I handed over my Starbucks Gold Card and said, “I have another free one on there.” There are rewards to working a couple days a week in a coffee shop, after all.
The barista looked at my card, then turned to his buddy and said, “I was right! Amy.” Then he turned back to me, “We can never remember your name. Everybody else’s, but never yours. But today I was right, I was going to guess ‘Amy’.”
“Well, I can’t blame you, I don’t know your names either. I’m a face person. Terrible with names. As for me, people can never remember my name because I look like everybody. I’m the girl next door. Non-descript, yet familiar.”
“Bryce.” I said, reading his nametag. Then I looked to the other barista, “And your name is…?”
“Well, now you’re the person we had this conversation with so we won’t forget,” said Bryce.
“You mean the ‘Amy’ you had the conversation with,” I joked.
“Yes, thank you, Amy.”
“Thank you, Bryce.”
Hmm.
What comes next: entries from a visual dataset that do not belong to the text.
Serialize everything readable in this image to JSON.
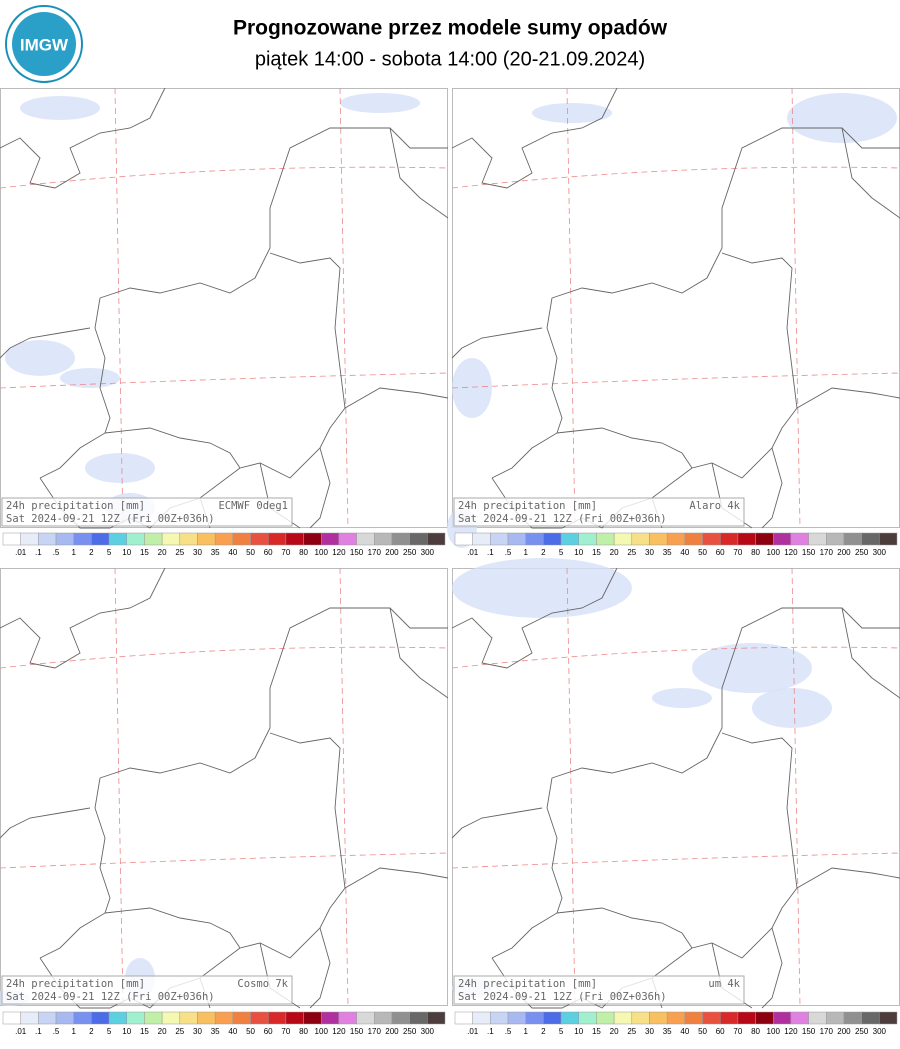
{
  "header": {
    "logo": "IMGW",
    "title": "Prognozowane przez modele sumy opadów",
    "subtitle": "piątek 14:00 - sobota 14:00 (20-21.09.2024)"
  },
  "panels": [
    {
      "label": "24h precipitation [mm]",
      "model": "ECMWF 0deg1",
      "valid": "Sat 2024-09-21 12Z (Fri 00Z+036h)"
    },
    {
      "label": "24h precipitation [mm]",
      "model": "Alaro 4k",
      "valid": "Sat 2024-09-21 12Z (Fri 00Z+036h)"
    },
    {
      "label": "24h precipitation [mm]",
      "model": "Cosmo 7k",
      "valid": "Sat 2024-09-21 12Z (Fri 00Z+036h)"
    },
    {
      "label": "24h precipitation [mm]",
      "model": "um 4k",
      "valid": "Sat 2024-09-21 12Z (Fri 00Z+036h)"
    }
  ],
  "legend": {
    "labels": [
      ".01",
      ".1",
      ".5",
      "1",
      "2",
      "5",
      "10",
      "15",
      "20",
      "25",
      "30",
      "35",
      "40",
      "50",
      "60",
      "70",
      "80",
      "100",
      "120",
      "150",
      "170",
      "200",
      "250",
      "300"
    ],
    "colors": [
      "#ffffff",
      "#e6ecf8",
      "#c8d4f4",
      "#a8b8f0",
      "#7890f0",
      "#4c6ce8",
      "#5cd0e0",
      "#a0f0d0",
      "#c0f0a8",
      "#f4f8b0",
      "#f8e088",
      "#f8c060",
      "#f8a050",
      "#f08040",
      "#e85040",
      "#d82828",
      "#b80818",
      "#8c0010",
      "#b030a0",
      "#e080e0",
      "#d8d8d8",
      "#b8b8b8",
      "#909090",
      "#686868",
      "#4c3c3c"
    ]
  }
}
Now they know me. They know my name. And I’m not sure how I feel about that. Because things happen to me here. Things beyond the coffee drinking and the sandwich eating.
This is where the door to my soul opens. This is where I read others’ words that move me. This is where I write my own words that expose me. This is where I dig down deep and acknowledge that the letters I put on a page mean more to me than I care to admit. They speak my truths.
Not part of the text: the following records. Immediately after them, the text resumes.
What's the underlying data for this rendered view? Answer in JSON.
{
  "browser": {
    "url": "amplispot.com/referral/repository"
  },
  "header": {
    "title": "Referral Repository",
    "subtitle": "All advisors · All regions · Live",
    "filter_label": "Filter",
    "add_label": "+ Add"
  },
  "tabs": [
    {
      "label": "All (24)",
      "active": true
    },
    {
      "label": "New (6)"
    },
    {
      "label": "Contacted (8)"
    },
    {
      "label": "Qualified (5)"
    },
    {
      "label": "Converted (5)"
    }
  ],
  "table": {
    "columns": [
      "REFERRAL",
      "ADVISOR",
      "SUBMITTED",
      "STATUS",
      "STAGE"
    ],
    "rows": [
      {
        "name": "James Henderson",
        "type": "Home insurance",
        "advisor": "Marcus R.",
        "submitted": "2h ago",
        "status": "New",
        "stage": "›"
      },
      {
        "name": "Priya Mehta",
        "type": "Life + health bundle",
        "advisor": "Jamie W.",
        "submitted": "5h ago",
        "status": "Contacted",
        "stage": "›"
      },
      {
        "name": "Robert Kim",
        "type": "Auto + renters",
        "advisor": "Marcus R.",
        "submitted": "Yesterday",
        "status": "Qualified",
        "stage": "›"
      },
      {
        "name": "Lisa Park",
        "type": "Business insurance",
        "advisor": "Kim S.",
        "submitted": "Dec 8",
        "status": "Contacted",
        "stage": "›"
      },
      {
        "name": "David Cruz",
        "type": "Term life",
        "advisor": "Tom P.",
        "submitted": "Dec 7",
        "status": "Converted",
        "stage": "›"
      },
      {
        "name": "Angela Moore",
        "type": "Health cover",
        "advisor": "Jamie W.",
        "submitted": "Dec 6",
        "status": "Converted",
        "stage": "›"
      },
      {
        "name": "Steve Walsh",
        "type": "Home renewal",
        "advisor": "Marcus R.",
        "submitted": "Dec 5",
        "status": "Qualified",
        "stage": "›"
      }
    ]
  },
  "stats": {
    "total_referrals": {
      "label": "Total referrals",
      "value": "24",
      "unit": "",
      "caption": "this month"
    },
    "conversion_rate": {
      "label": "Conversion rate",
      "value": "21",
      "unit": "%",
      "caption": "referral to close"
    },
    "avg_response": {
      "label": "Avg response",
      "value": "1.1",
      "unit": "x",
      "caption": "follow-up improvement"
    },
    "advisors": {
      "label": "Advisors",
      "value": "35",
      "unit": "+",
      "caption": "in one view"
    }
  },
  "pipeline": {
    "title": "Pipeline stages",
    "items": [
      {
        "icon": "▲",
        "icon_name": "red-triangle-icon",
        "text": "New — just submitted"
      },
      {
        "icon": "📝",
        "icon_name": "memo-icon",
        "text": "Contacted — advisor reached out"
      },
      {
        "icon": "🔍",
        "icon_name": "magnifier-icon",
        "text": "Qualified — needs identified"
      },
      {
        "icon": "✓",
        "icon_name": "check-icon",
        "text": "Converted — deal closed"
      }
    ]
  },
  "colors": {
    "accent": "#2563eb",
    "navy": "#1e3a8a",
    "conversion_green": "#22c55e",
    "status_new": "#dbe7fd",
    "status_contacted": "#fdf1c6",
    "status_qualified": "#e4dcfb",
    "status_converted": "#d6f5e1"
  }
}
Sometimes they flow so freely, it’s like phrases are dancing through the room just waiting to land on the page. Other times they gasp for air, wanting desperately to be given life — no matter how hard I struggle to find them, to shed light on them.
And it turns out, this intense process and struggle isn’t entirely internal. There are days — a lot of them really — when my thoughts are accompanied by tears. Sometimes a simple drop rolls quietly down my face. Those are the days I think my emotional explorations may have gone unnoticed by the faces around me. But some days? Well, some days I can truly feel my heart opening up, and it doesn’t look so pretty. My awkward eye wiping and sniffling becomes dramatically more obvious, and — I imagine — totally strange to the average onlooker.
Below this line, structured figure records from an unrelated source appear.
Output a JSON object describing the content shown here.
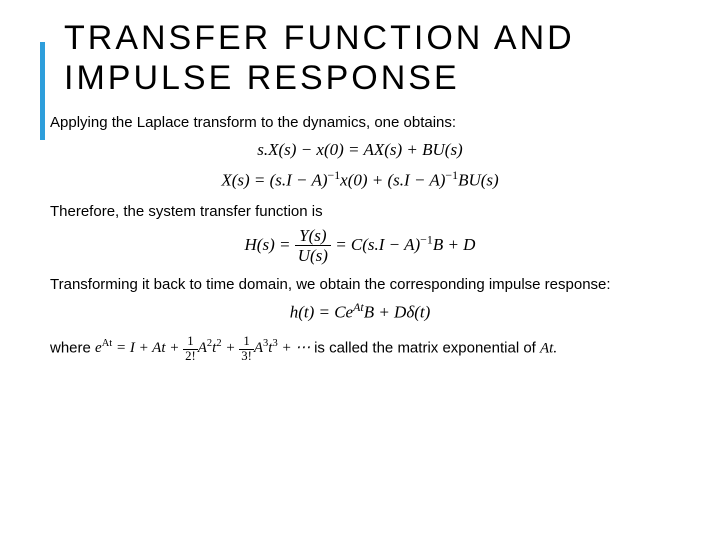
{
  "title": "TRANSFER FUNCTION AND IMPULSE RESPONSE",
  "para1": "Applying the Laplace transform to the dynamics, one obtains:",
  "eq1": "s.X(s) − x(0) = AX(s) + BU(s)",
  "eq2_lhs": "X(s) = (s.I − A)",
  "eq2_mid": "x(0) + (s.I − A)",
  "eq2_rhs": "BU(s)",
  "para2": "Therefore, the system transfer function is",
  "eq3_lhs": "H(s) =",
  "eq3_num": "Y(s)",
  "eq3_den": "U(s)",
  "eq3_rhs_a": "= C(s.I − A)",
  "eq3_rhs_b": "B + D",
  "para3": "Transforming it back to time domain, we obtain the corresponding impulse response:",
  "eq4_a": "h(t) = Ce",
  "eq4_b": "B + Dδ(t)",
  "para4_a": "where ",
  "para4_b": " is called the matrix exponential of ",
  "exp_lhs": "e",
  "exp_sup": "At",
  "exp_rhs_a": " = I + At + ",
  "exp_mid1": "A",
  "exp_t2": "t",
  "exp_plus": " + ",
  "exp_mid2": "A",
  "exp_t3": "t",
  "exp_dots": " + ⋯",
  "para4_c": "At",
  "accent_color": "#2e9edb",
  "font_title_size": 34,
  "font_body_size": 15,
  "font_eq_size": 17
}
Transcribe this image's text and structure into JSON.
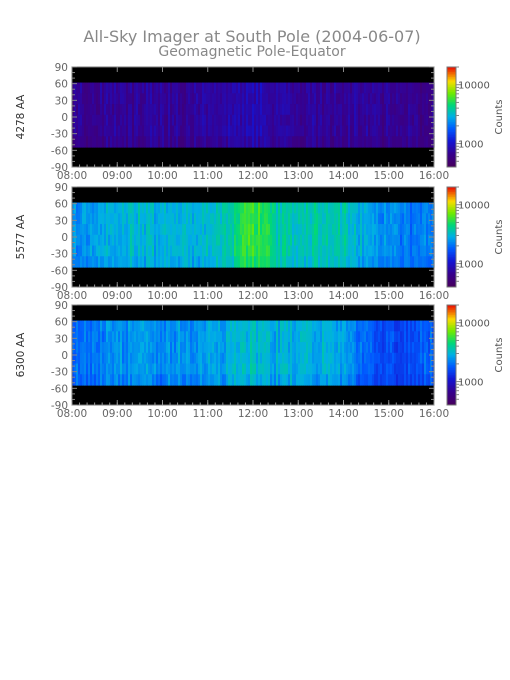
{
  "title": "All-Sky Imager at South Pole (2004-06-07)",
  "subtitle": "Geomagnetic Pole-Equator",
  "chart_data": [
    {
      "type": "heatmap",
      "ylabel": "4278 AA",
      "x_ticks": [
        "08:00",
        "09:00",
        "10:00",
        "11:00",
        "12:00",
        "13:00",
        "14:00",
        "15:00",
        "16:00"
      ],
      "xlim": [
        "08:00",
        "16:00"
      ],
      "y_ticks": [
        90,
        60,
        30,
        0,
        -30,
        -60,
        -90
      ],
      "ylim": [
        -90,
        90
      ],
      "data_ylim": [
        -54,
        62
      ],
      "colorbar": {
        "label": "Counts",
        "ticks": [
          1000,
          10000
        ],
        "scale": "log"
      },
      "profile": {
        "hours": [
          8,
          8.5,
          9,
          9.5,
          10,
          10.5,
          11,
          11.5,
          11.8,
          12,
          12.2,
          12.5,
          13,
          13.5,
          14,
          14.5,
          15,
          15.5,
          16
        ],
        "level": [
          0.13,
          0.13,
          0.14,
          0.14,
          0.14,
          0.14,
          0.15,
          0.16,
          0.18,
          0.2,
          0.18,
          0.16,
          0.15,
          0.15,
          0.15,
          0.14,
          0.13,
          0.12,
          0.12
        ]
      }
    },
    {
      "type": "heatmap",
      "ylabel": "5577 AA",
      "x_ticks": [
        "08:00",
        "09:00",
        "10:00",
        "11:00",
        "12:00",
        "13:00",
        "14:00",
        "15:00",
        "16:00"
      ],
      "xlim": [
        "08:00",
        "16:00"
      ],
      "y_ticks": [
        90,
        60,
        30,
        0,
        -30,
        -60,
        -90
      ],
      "ylim": [
        -90,
        90
      ],
      "data_ylim": [
        -54,
        62
      ],
      "colorbar": {
        "label": "Counts",
        "ticks": [
          1000,
          10000
        ],
        "scale": "log"
      },
      "profile": {
        "hours": [
          8,
          8.5,
          9,
          9.5,
          10,
          10.5,
          11,
          11.5,
          11.8,
          12,
          12.2,
          12.5,
          13,
          13.5,
          14,
          14.5,
          15,
          15.5,
          16
        ],
        "level": [
          0.44,
          0.48,
          0.52,
          0.52,
          0.5,
          0.5,
          0.52,
          0.57,
          0.66,
          0.68,
          0.66,
          0.58,
          0.55,
          0.57,
          0.56,
          0.48,
          0.44,
          0.42,
          0.44
        ]
      }
    },
    {
      "type": "heatmap",
      "ylabel": "6300 AA",
      "x_ticks": [
        "08:00",
        "09:00",
        "10:00",
        "11:00",
        "12:00",
        "13:00",
        "14:00",
        "15:00",
        "16:00"
      ],
      "xlim": [
        "08:00",
        "16:00"
      ],
      "y_ticks": [
        90,
        60,
        30,
        0,
        -30,
        -60,
        -90
      ],
      "ylim": [
        -90,
        90
      ],
      "data_ylim": [
        -54,
        62
      ],
      "colorbar": {
        "label": "Counts",
        "ticks": [
          1000,
          10000
        ],
        "scale": "log"
      },
      "profile": {
        "hours": [
          8,
          8.5,
          9,
          9.5,
          10,
          10.5,
          11,
          11.5,
          11.8,
          12,
          12.2,
          12.5,
          13,
          13.5,
          14,
          14.5,
          15,
          15.5,
          16
        ],
        "level": [
          0.4,
          0.42,
          0.46,
          0.46,
          0.45,
          0.46,
          0.48,
          0.5,
          0.52,
          0.54,
          0.52,
          0.5,
          0.5,
          0.5,
          0.47,
          0.38,
          0.34,
          0.36,
          0.4
        ]
      }
    }
  ]
}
I had one of those days last week. The last time I was here. I walked into this Starbucks with a puffy face and a hurting heart — trying to make sense of a painful situation by turning it into a story. That’s how I work.
I wanted desperately to imagine that I was anonymous that day. That if the baristas — and the other familiar faces surrounding me — didn’t really know who I was, that they might not notice my heartache, my struggle. And I’m guessing, that’s the day they realized it. That they didn’t know that lady’s name. Because that day I wasn’t the girl next door. I was the lady who was crying.
But now? Now I’m Amy. Not just the lady who cries. The Amy who cries. And I feel like I need to explain it. To tell them that if they read the words that I ripped from my soul that day, they would get it. That’s silly, I know. They’re simply being friendly by saying hello. It’s even a bit of a game, I bet, to remember people’s names and orders. They don’t need to — want to — know the whats and the whys on my screen.
But I do. So I return. To Starbucks. To my keyboard. To my soul.
And I write.
Note: I wrote this a few weeks ago, but didn’t really know if it had a place here on my parenting blog. But today, as I teared up again reading and writing, I figured this is my place to share my truths. All of them. And this is just one of those. So here it is.